Sie hob beim vierten Klingeln ab, atmete schwer. „Hey, ich bin gerade reingekommen.“
„Was machst du gerade?“
„Ich red mit dir, du Dussel, und gucke meine Post durch. Rechnung, Rechnung, Rechnung, Pizza-Service, Rechnung…“
„Wie war’s mit Mae?“
„Klasse. Ich hab sie gerade bei Grace abgeliefert. Wie war dein Tag?“
„Der Typ mit dem Bart heißt Evandro Arujo. Er war im Knast Alec Hardimans Partner.“
„Blödsinn!“
„Nein. Sieht aus, als war das unser Typ.“
„Aber er kennt dich nicht.“
„Das stimmt.“
„Wieso lässt er dann deine Karte in Karas Hand?“
„Zufall?“
„Und dass Jason umgebracht wird, ist auch Zufall?“
„Vielleicht ein riesengroßer Zufall?“
Sie seufzte, und ich hörte, dass sie einen Briefumschlag aufriss. „Das hört sich nicht sehr logisch an.“
„Stimmt“, bestätigte ich.
„Erzähl mir von Hardiman!“
Das tat ich.
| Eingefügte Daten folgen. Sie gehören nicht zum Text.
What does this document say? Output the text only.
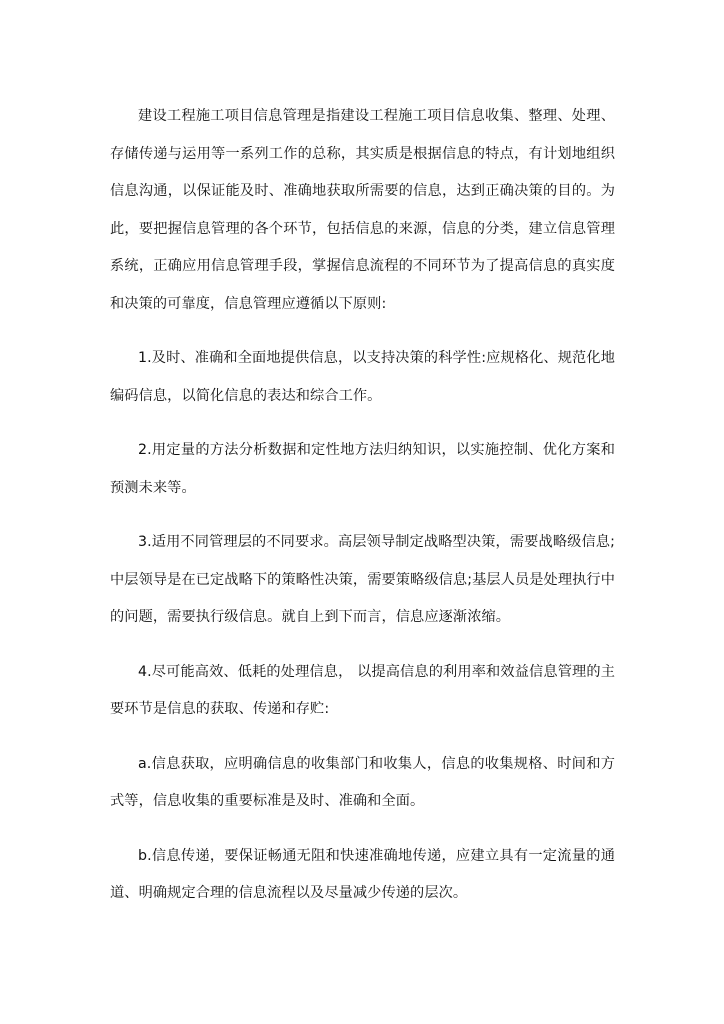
建设工程施工项目信息管理是指建设工程施工项目信息收集、整理、处理、存储传递与运用等一系列工作的总称，其实质是根据信息的特点，有计划地组织信息沟通，以保证能及时、准确地获取所需要的信息，达到正确决策的目的。为此，要把握信息管理的各个环节，包括信息的来源，信息的分类，建立信息管理系统，正确应用信息管理手段，掌握信息流程的不同环节为了提高信息的真实度和决策的可靠度，信息管理应遵循以下原则:

1.及时、准确和全面地提供信息，以支持决策的科学性:应规格化、规范化地编码信息，以简化信息的表达和综合工作。

2.用定量的方法分析数据和定性地方法归纳知识，以实施控制、优化方案和预测未来等。

3.适用不同管理层的不同要求。高层领导制定战略型决策，需要战略级信息;中层领导是在已定战略下的策略性决策，需要策略级信息;基层人员是处理执行中的问题，需要执行级信息。就自上到下而言，信息应逐渐浓缩。

4.尽可能高效、低耗的处理信息， 以提高信息的利用率和效益信息管理的主要环节是信息的获取、传递和存贮:

a.信息获取，应明确信息的收集部门和收集人，信息的收集规格、时间和方式等，信息收集的重要标准是及时、准确和全面。

b.信息传递，要保证畅通无阻和快速准确地传递，应建立具有一定流量的通道、明确规定合理的信息流程以及尽量减少传递的层次。
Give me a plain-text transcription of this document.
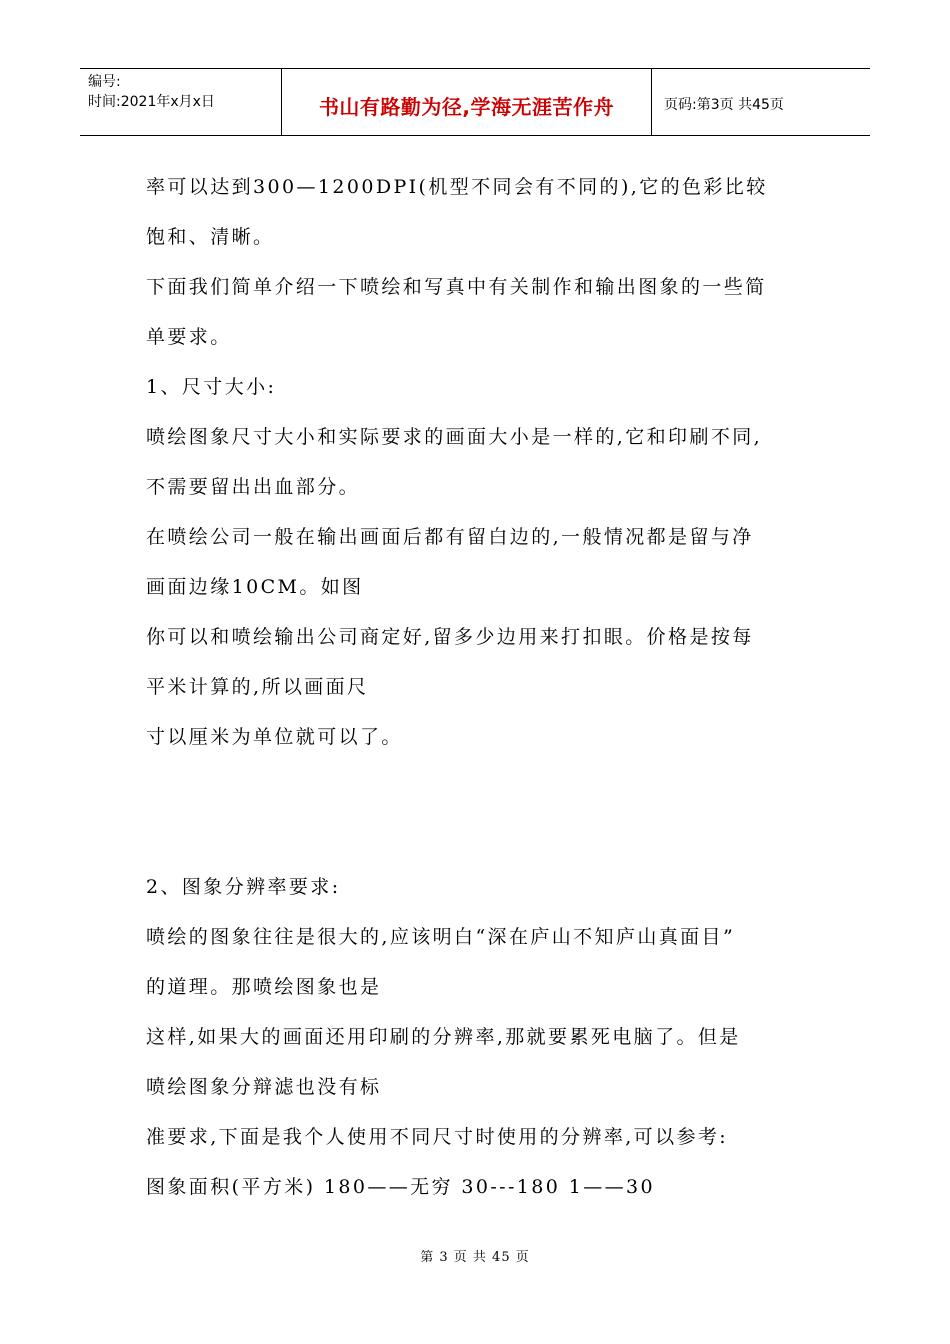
编号:
时间:2021年x月x日	书山有路勤为径,学海无涯苦作舟	页码:第3页 共45页

率可以达到300—1200DPI(机型不同会有不同的),它的色彩比较

饱和、清晰。

下面我们简单介绍一下喷绘和写真中有关制作和输出图象的一些简

单要求。

1、尺寸大小:

喷绘图象尺寸大小和实际要求的画面大小是一样的,它和印刷不同,

不需要留出出血部分。

在喷绘公司一般在输出画面后都有留白边的,一般情况都是留与净

画面边缘10CM。如图

你可以和喷绘输出公司商定好,留多少边用来打扣眼。价格是按每

平米计算的,所以画面尺

寸以厘米为单位就可以了。

2、图象分辨率要求:

喷绘的图象往往是很大的,应该明白“深在庐山不知庐山真面目”

的道理。那喷绘图象也是

这样,如果大的画面还用印刷的分辨率,那就要累死电脑了。但是

喷绘图象分辩滤也没有标

准要求,下面是我个人使用不同尺寸时使用的分辨率,可以参考:

图象面积(平方米) 180——无穷 30---180 1——30

第 3 页 共 45 页
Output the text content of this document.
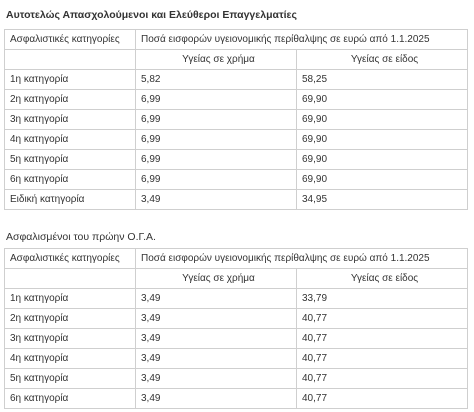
Αυτοτελώς Απασχολούμενοι και Ελεύθεροι Επαγγελματίες
Ασφαλιστικές κατηγορίες	Ποσά εισφορών υγειονομικής περίθαλψης σε ευρώ από 1.1.2025	
	Υγείας σε χρήμα	Υγείας σε είδος
1η κατηγορία	5,82	58,25
2η κατηγορία	6,99	69,90
3η κατηγορία	6,99	69,90
4η κατηγορία	6,99	69,90
5η κατηγορία	6,99	69,90
6η κατηγορία	6,99	69,90
Ειδική κατηγορία	3,49	34,95
Ασφαλισμένοι του πρώην Ο.Γ.Α.
Ασφαλιστικές κατηγορίες	Ποσά εισφορών υγειονομικής περίθαλψης σε ευρώ από 1.1.2025	
	Υγείας σε χρήμα	Υγείας σε είδος
1η κατηγορία	3,49	33,79
2η κατηγορία	3,49	40,77
3η κατηγορία	3,49	40,77
4η κατηγορία	3,49	40,77
5η κατηγορία	3,49	40,77
6η κατηγορία	3,49	40,77
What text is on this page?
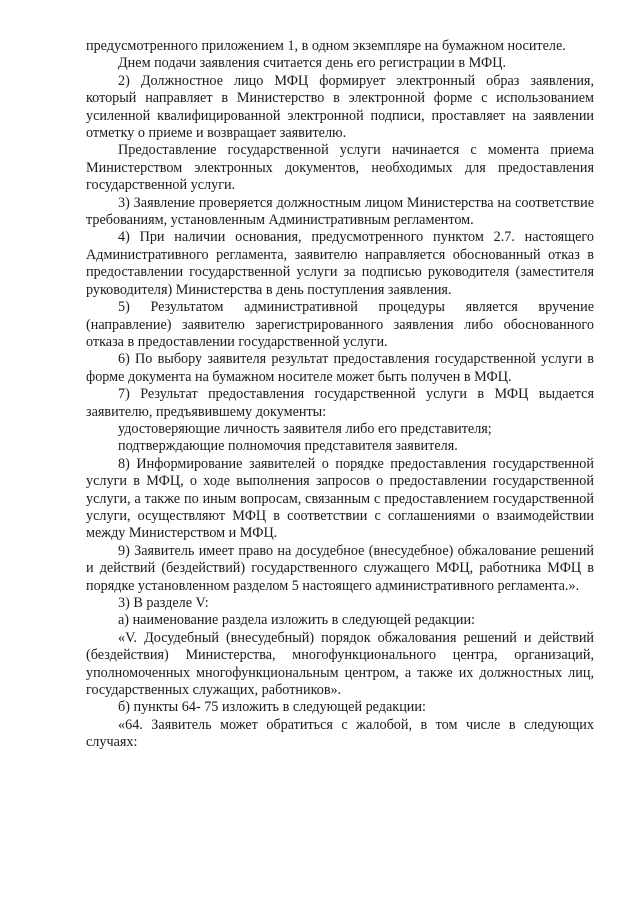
предусмотренного приложением 1, в одном экземпляре на бумажном носителе.

Днем подачи заявления считается день его регистрации в МФЦ.

2) Должностное лицо МФЦ формирует электронный образ заявления, который направляет в Министерство в электронной форме с использованием усиленной квалифицированной электронной подписи, проставляет на заявлении отметку о приеме и возвращает заявителю.

Предоставление государственной услуги начинается с момента приема Министерством электронных документов, необходимых для предоставления государственной услуги.

3) Заявление проверяется должностным лицом Министерства на соответствие требованиям, установленным Административным регламентом.

4) При наличии основания, предусмотренного пунктом 2.7. настоящего Административного регламента, заявителю направляется обоснованный отказ в предоставлении государственной услуги за подписью руководителя (заместителя руководителя) Министерства в день поступления заявления.

5) Результатом административной процедуры является вручение (направление) заявителю зарегистрированного заявления либо обоснованного отказа в предоставлении государственной услуги.

6) По выбору заявителя результат предоставления государственной услуги в форме документа на бумажном носителе может быть получен в МФЦ.

7) Результат предоставления государственной услуги в МФЦ выдается заявителю, предъявившему документы:

удостоверяющие личность заявителя либо его представителя;

подтверждающие полномочия представителя заявителя.

8) Информирование заявителей о порядке предоставления государственной услуги в МФЦ, о ходе выполнения запросов о предоставлении государственной услуги, а также по иным вопросам, связанным с предоставлением государственной услуги, осуществляют МФЦ в соответствии с соглашениями о взаимодействии между Министерством и МФЦ.

9) Заявитель имеет право на досудебное (внесудебное) обжалование решений и действий (бездействий) государственного служащего МФЦ, работника МФЦ в порядке установленном разделом 5 настоящего административного регламента.».

3) В разделе V:

а) наименование раздела изложить в следующей редакции:

«V. Досудебный (внесудебный) порядок обжалования решений и действий (бездействия) Министерства, многофункционального центра, организаций, уполномоченных многофункциональным центром, а также их должностных лиц, государственных служащих, работников».

б) пункты 64- 75 изложить в следующей редакции:

«64. Заявитель может обратиться с жалобой, в том числе в следующих случаях:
Dann berichtete ich ihr von meinem Tag,
während sie weiter Briefumschläge öffnete und mit geistesabwesender Stimme „Jaja“ sagte, was mich wirklich rasend gemacht hätte, wenn ich sie nicht so gut kennen würde und wüsste, dass sie gleichzeitig Radio hören, Fernsehen gucken, Nudeln kochen und mit jemand anderem im Zimmer plaudern konnte und doch jedes Wort mitbekam, das ich am Telefon zu ihr sagte. Doch mitten in meinen Ausführungen hörte das „Jaja“ plötzlich auf, statt dessen herrschte Stille, eine gespannte, aufgeladene Stille. „Ange?“
Nichts.
„Angie?“ fragte ich erneut.
„Patrick“, sagte sie mit einer geisterhaften, leisen Stimme. „Was? Was ist passiert?“
„Bei mir in der Post ist ein Foto.“
Ich sprang vom Stuhl. „Von wem?“
„Von mir“, antwortete sie. Dann: „Und Phil.“

25
    „Vor dem Kerl soll ich Angst haben?“ Phil hatte eines der Fotos in der Hand, die Angie von Evandro geschossen hatte.
„Ja“, sagte Solton.
Phil schlug mit dem Bild gegen die Hand. „Tja, hab ich aber nicht.“ „Glaub mir, Phil“, mischte ich mich ein, „es war besser für dich.“ Er sah uns alle an, Bolton, Devin, Oscar, Angie und mich, die wir uns in Angies winzige Küche gequetscht hatten, und schüttelte den Kopf. Dann griff er in seine Jacke und zog eine Pistole hervor, richtete sie auf den Boden und prüfte die Munition.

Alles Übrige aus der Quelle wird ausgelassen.